I’m particularly drawn to this section and pray a version of it often:
Christ with me, Christ before me, Christ behind me,
Christ in me, Christ beneath me, Christ above me,
Christ on my right, Christ on my left,
Christ when I lie down, Christ when I sit down,
Christ in the heart of every man who thinks of me,
Christ in the mouth of every man who speaks of me,
Christ in the eye that sees me,
Christ in the ear that hears me.
One reason Celtic spirituality has been so popular in the last generation is because of its deep connections to nature. For example, there is also this section from St. Patrick’s prayer:
I arise today
Through the strength of heaven;
Light of the sun,
Splendor of fire,
Speed of lightning,
Swiftness of the wind,
Depth of the sea,
Stability of the earth,
Firmness of the rock.
Celtic spirituality provides tools for our current climate change and environmental crises.

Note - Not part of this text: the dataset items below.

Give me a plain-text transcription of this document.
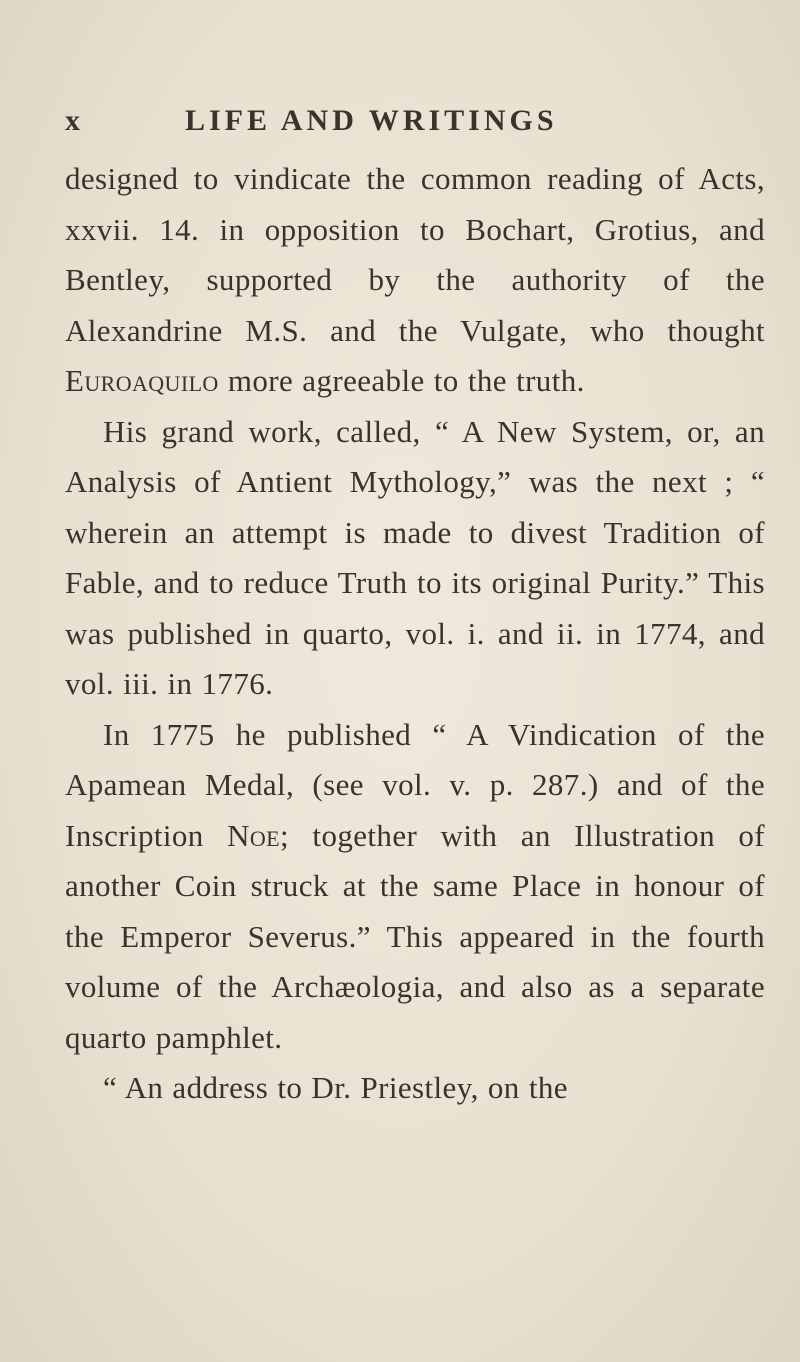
x	LIFE AND WRITINGS

designed to vindicate the common reading of Acts, xxvii. 14. in opposition to Bochart, Grotius, and Bentley, supported by the authority of the Alexandrine M.S. and the Vulgate, who thought Euroaquilo more agreeable to the truth.

His grand work, called, “ A New System, or, an Analysis of Antient Mythology,” was the next ; “ wherein an attempt is made to divest Tradition of Fable, and to reduce Truth to its original Purity.” This was published in quarto, vol. i. and ii. in 1774, and vol. iii. in 1776.

In 1775 he published “ A Vindication of the Apamean Medal, (see vol. v. p. 287.) and of the Inscription Noe; together with an Illustration of another Coin struck at the same Place in honour of the Emperor Severus.” This appeared in the fourth volume of the Archæologia, and also as a separate quarto pamphlet.

“ An address to Dr. Priestley, on the
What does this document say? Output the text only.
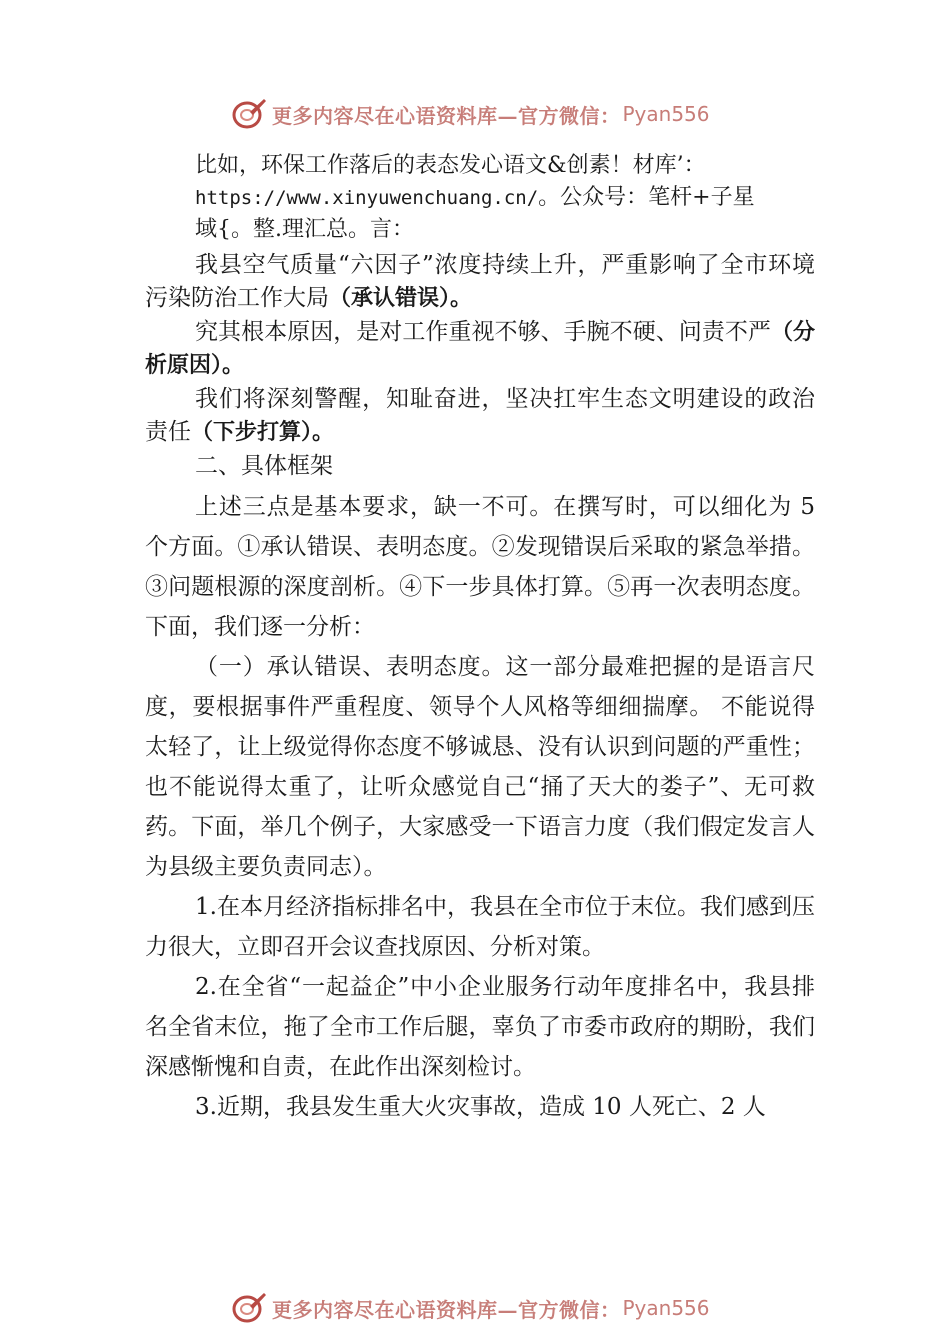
更多内容尽在心语资料库—官方微信： Pyan556

比如，环保工作落后的表态发心语文&创素！材库’：

https://www.xinyuwenchuang.cn/。公众号：笔杆+子星

域{。整.理汇总。言：

我县空气质量“六因子”浓度持续上升，严重影响了全市环境污染防治工作大局（承认错误）。

究其根本原因，是对工作重视不够、手腕不硬、问责不严（分析原因）。

我们将深刻警醒，知耻奋进，坚决扛牢生态文明建设的政治责任（下步打算）。

二、具体框架

上述三点是基本要求，缺一不可。在撰写时，可以细化为 5 个方面。①承认错误、表明态度。②发现错误后采取的紧急举措。③问题根源的深度剖析。④下一步具体打算。⑤再一次表明态度。下面，我们逐一分析：

（一）承认错误、表明态度。这一部分最难把握的是语言尺度，要根据事件严重程度、领导个人风格等细细揣摩。 不能说得太轻了，让上级觉得你态度不够诚恳、没有认识到问题的严重性；也不能说得太重了，让听众感觉自己“捅了天大的娄子”、无可救药。下面，举几个例子，大家感受一下语言力度（我们假定发言人为县级主要负责同志）。

1.在本月经济指标排名中，我县在全市位于末位。我们感到压力很大，立即召开会议查找原因、分析对策。

2.在全省“一起益企”中小企业服务行动年度排名中，我县排名全省末位，拖了全市工作后腿，辜负了市委市政府的期盼，我们深感惭愧和自责，在此作出深刻检讨。

3.近期，我县发生重大火灾事故，造成 10 人死亡、2 人

更多内容尽在心语资料库—官方微信： Pyan556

The Nebraska Conference of the United Church of Christ has declared a Climate Change Sabbath for the Sunday following this Easter. Our worship will focus on how we live out our faith as stewards of the Earth. As part of that effort we have also received a grant from the Arbor Day Foundation to plant trees. One of the best things we humans can do to help offset the effects of climate change is to plant trees, so churches and individuals across the conference will be planting trees. Of course tree planting is a very traditional Nebraska thing to do.
So, another activity for your St. Patrick’s Day this year is to commit to what you will do in the coming months to address climate change.
Let’s do more than wear a green shirt this year, as we honor this saint of the church.